Five years ago, at 5 am in the morning, my husband woke me up from a sound sleep (on a Sunday) to help him move things upstairs because water was getting close to the house. I thought he was crazy, but I helped anyways. Then we went outside and cleared storm drains, and went door to door letting neighbors know that it was starting to flood. Most said that it always did this, and that it would be ok.
We left, got to the next exit on the interstate, where Erik realized he had forgotten his work laptop. We went back grabbed it, some clothes, and food, and headed back for what we thought would be a couple hours. Soon after the Interstate was shut down. Right before we left, I emptied the rain gauge, 6 inches in 5 hours, 13 inches in a 24 hour period, with it still raining. Sunday night we ended up staying in a shelter, sleeping in our car. There weren’t enough cots and pillows, and the truck was somewhat comfy, so me, the hubby, and the dog slept in the truck. We woke up the next morning, and since we were able to make it in to work, worked. I-40 West to our house was shut down, so it wasn’t like we could go home. All the backroads were overtopped, so we could stay in the shelter or go to work. So we went to work, we washed up in the bathrooms. I found online where a news agency had done an aerial shot of our house. It was interesting to say the least, seeing our house surrounded by water.

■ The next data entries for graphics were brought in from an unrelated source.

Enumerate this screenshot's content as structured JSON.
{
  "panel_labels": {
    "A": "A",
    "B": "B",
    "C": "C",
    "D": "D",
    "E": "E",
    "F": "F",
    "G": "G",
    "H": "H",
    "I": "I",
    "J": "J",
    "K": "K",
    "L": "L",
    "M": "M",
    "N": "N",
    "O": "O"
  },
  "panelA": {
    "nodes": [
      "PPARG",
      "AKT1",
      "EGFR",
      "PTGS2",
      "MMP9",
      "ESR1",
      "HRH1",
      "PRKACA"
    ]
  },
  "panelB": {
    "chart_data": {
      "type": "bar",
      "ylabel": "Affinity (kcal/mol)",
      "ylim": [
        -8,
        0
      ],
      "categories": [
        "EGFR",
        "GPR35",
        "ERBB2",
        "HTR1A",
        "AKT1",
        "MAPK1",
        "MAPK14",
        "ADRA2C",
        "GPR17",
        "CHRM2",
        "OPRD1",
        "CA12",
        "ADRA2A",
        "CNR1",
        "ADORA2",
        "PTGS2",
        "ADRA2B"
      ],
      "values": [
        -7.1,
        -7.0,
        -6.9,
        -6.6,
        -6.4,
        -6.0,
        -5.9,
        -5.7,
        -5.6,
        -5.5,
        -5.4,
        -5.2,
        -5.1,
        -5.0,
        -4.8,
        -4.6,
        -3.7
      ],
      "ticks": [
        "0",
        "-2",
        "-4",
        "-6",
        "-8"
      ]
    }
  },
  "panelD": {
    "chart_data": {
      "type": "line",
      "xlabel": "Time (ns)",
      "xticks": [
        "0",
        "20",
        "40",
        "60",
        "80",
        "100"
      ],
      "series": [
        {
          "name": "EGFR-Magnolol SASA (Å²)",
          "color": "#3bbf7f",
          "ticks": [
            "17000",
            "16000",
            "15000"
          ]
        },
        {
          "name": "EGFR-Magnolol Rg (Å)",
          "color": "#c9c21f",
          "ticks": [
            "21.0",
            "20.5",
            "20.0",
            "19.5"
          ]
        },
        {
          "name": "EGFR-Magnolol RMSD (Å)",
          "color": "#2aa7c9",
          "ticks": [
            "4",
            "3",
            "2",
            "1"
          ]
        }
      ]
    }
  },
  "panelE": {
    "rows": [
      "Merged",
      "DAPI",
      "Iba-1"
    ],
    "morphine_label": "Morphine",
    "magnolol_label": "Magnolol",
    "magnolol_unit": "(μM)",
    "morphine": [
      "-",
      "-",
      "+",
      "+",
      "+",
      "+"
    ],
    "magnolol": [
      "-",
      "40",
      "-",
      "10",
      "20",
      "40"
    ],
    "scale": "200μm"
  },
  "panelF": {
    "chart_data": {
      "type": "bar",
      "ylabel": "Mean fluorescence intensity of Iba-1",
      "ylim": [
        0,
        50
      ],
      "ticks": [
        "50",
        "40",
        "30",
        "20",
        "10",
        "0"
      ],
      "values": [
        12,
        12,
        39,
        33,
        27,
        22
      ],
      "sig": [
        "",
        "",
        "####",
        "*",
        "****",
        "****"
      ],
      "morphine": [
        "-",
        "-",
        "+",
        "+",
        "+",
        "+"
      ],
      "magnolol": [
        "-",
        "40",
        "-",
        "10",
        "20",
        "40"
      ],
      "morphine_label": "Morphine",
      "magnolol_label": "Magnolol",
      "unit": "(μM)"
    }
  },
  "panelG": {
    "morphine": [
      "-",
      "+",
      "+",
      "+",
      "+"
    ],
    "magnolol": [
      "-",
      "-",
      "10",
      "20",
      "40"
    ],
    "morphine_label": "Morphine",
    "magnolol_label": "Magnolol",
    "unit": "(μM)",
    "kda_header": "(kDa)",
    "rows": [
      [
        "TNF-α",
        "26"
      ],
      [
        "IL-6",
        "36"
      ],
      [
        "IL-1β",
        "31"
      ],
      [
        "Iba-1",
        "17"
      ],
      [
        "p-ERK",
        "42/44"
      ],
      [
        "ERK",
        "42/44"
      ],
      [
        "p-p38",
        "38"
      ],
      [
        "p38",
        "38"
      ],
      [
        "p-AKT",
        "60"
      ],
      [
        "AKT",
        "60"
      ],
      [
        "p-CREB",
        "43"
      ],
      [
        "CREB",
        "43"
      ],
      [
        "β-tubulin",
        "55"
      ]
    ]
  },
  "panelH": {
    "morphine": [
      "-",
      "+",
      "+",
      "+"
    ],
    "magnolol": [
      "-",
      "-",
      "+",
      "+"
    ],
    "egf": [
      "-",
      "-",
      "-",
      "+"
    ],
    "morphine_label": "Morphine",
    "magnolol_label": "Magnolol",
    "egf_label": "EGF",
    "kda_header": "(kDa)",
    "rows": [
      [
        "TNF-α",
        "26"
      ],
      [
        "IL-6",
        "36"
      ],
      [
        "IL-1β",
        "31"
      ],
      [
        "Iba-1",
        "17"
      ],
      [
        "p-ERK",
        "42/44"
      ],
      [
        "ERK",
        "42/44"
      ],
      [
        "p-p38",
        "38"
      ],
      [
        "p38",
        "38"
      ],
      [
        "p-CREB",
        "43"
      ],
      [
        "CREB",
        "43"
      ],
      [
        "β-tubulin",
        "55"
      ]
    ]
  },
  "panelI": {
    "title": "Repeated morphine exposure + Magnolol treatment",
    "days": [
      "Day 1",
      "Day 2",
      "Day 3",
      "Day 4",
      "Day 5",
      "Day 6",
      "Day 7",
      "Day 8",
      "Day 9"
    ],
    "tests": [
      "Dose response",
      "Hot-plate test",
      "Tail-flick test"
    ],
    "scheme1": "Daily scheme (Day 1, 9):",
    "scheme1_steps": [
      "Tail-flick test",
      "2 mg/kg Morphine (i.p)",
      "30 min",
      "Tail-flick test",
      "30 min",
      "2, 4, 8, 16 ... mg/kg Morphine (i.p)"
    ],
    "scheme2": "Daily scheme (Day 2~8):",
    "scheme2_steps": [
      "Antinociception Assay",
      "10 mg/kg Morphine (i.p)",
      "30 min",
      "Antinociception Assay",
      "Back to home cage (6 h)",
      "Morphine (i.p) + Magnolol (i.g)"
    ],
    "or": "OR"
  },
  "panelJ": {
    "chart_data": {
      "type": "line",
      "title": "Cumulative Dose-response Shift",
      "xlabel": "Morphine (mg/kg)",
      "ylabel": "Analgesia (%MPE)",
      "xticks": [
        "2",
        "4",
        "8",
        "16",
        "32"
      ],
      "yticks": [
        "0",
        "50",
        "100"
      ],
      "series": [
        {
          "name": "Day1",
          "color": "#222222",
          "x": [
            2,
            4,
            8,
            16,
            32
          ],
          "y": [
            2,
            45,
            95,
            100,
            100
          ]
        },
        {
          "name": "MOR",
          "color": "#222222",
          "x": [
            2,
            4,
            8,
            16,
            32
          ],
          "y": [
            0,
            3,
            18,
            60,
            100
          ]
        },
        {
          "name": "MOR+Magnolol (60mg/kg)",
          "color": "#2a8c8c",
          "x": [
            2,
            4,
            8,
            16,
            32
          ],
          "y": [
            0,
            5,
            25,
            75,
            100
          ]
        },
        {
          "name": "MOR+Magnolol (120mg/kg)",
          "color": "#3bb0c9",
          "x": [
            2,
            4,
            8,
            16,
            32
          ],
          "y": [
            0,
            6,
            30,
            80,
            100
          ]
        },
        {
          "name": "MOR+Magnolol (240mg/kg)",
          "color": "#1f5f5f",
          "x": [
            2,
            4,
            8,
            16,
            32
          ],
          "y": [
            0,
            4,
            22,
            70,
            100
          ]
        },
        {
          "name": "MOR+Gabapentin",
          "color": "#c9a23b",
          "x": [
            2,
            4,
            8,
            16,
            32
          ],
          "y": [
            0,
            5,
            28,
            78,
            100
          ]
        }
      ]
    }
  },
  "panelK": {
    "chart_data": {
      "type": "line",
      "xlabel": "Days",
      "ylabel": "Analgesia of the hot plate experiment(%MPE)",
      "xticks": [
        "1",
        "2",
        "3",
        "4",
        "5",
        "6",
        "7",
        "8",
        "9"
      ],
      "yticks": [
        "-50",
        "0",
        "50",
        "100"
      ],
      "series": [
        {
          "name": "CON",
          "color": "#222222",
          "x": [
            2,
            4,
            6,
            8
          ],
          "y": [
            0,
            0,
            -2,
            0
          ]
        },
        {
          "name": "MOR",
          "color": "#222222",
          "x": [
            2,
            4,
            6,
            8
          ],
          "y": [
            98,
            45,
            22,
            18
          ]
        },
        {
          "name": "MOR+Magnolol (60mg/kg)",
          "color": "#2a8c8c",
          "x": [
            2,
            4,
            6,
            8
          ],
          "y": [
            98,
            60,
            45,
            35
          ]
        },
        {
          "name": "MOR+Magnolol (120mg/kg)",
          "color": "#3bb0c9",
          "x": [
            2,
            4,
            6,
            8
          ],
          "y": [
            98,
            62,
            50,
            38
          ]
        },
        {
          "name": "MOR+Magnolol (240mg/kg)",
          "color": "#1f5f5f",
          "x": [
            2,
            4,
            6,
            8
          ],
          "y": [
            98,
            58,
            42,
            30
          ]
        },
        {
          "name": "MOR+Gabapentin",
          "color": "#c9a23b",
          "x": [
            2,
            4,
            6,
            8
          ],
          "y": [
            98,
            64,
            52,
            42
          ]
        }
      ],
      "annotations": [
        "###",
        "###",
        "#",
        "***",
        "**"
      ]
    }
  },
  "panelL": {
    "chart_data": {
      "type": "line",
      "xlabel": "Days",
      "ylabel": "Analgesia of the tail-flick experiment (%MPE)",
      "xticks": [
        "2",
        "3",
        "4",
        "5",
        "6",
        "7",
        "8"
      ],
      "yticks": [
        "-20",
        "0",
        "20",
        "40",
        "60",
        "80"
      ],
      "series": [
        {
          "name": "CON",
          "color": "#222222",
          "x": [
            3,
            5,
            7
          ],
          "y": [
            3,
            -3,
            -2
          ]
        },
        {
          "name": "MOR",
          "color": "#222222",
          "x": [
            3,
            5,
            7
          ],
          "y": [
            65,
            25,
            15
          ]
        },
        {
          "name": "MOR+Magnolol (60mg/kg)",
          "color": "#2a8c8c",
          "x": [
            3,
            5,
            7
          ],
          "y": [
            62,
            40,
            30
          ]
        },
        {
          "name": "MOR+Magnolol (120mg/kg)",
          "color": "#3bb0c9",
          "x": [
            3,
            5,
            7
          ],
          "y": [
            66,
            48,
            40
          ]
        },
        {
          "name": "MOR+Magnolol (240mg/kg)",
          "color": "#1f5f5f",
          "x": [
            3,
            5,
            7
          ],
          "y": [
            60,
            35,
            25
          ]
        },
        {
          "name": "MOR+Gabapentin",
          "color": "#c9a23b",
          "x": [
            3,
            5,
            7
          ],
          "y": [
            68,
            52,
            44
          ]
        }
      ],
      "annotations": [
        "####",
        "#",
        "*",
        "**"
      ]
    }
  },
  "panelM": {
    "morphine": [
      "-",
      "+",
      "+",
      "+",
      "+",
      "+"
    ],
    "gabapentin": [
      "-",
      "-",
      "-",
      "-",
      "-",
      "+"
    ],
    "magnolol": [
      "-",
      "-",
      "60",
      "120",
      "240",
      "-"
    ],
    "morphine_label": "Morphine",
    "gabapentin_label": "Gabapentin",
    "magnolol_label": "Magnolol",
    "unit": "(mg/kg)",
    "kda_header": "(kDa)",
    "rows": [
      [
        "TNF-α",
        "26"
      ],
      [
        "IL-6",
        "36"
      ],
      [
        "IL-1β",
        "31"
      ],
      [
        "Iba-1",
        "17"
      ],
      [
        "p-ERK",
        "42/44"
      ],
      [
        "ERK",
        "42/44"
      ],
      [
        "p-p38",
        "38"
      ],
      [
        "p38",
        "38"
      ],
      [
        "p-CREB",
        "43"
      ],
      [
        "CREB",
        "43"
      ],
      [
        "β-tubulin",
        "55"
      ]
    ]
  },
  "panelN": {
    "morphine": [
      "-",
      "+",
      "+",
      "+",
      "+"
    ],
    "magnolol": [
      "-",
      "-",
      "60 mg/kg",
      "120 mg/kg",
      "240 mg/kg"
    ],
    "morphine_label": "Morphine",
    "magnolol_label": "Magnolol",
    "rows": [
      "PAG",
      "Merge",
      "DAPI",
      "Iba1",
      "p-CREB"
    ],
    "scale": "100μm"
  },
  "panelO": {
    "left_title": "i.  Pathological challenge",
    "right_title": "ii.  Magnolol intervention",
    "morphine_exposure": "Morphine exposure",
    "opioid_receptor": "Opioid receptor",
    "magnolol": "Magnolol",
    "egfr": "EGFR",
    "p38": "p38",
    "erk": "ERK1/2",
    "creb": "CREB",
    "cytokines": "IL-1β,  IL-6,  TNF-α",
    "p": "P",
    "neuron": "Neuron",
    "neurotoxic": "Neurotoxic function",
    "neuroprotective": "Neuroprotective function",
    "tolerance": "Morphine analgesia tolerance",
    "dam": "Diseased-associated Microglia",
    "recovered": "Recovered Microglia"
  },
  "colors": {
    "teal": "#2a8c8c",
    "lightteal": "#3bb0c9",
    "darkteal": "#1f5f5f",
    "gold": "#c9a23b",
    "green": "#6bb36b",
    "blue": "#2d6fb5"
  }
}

Nothing could have prepared us for stepping in to our house. We were able to get home Monday afternoon when they opened I-40 back up.
We started out by helping our neighbors do some stuff, then stepped in to our house. The refrigerator was laying on its back. I suppose water picked it up and it fell backwards. The sofa was rearranged. Things in the kitchen were now found in the bathroom, or in various other parts of downstairs. Everything got jumbled around. We were able to save some stuff. The fish tank stand and fish tank were ok (as were the fish at first). The sewing machine cabinet my grandfather had made was ok. The dining room table and chairs and various other things were ok. The new sofa was out. I guess that was not nearly as bad as losing all the books we used to have downstairs, that we had just several weeks before the flood taken upstairs. We still haven’t checked out a lot of the electronics. I don’t have high hope for them though. All my hard drives got wet. My Wii, the DVD player, the stereo system. I don’t know where to begin putting them all back together. Right now we have to focus on the house, but at some point I will have to start repairing everything else. I guess it’s better than what a lot of the other neighbors are doing.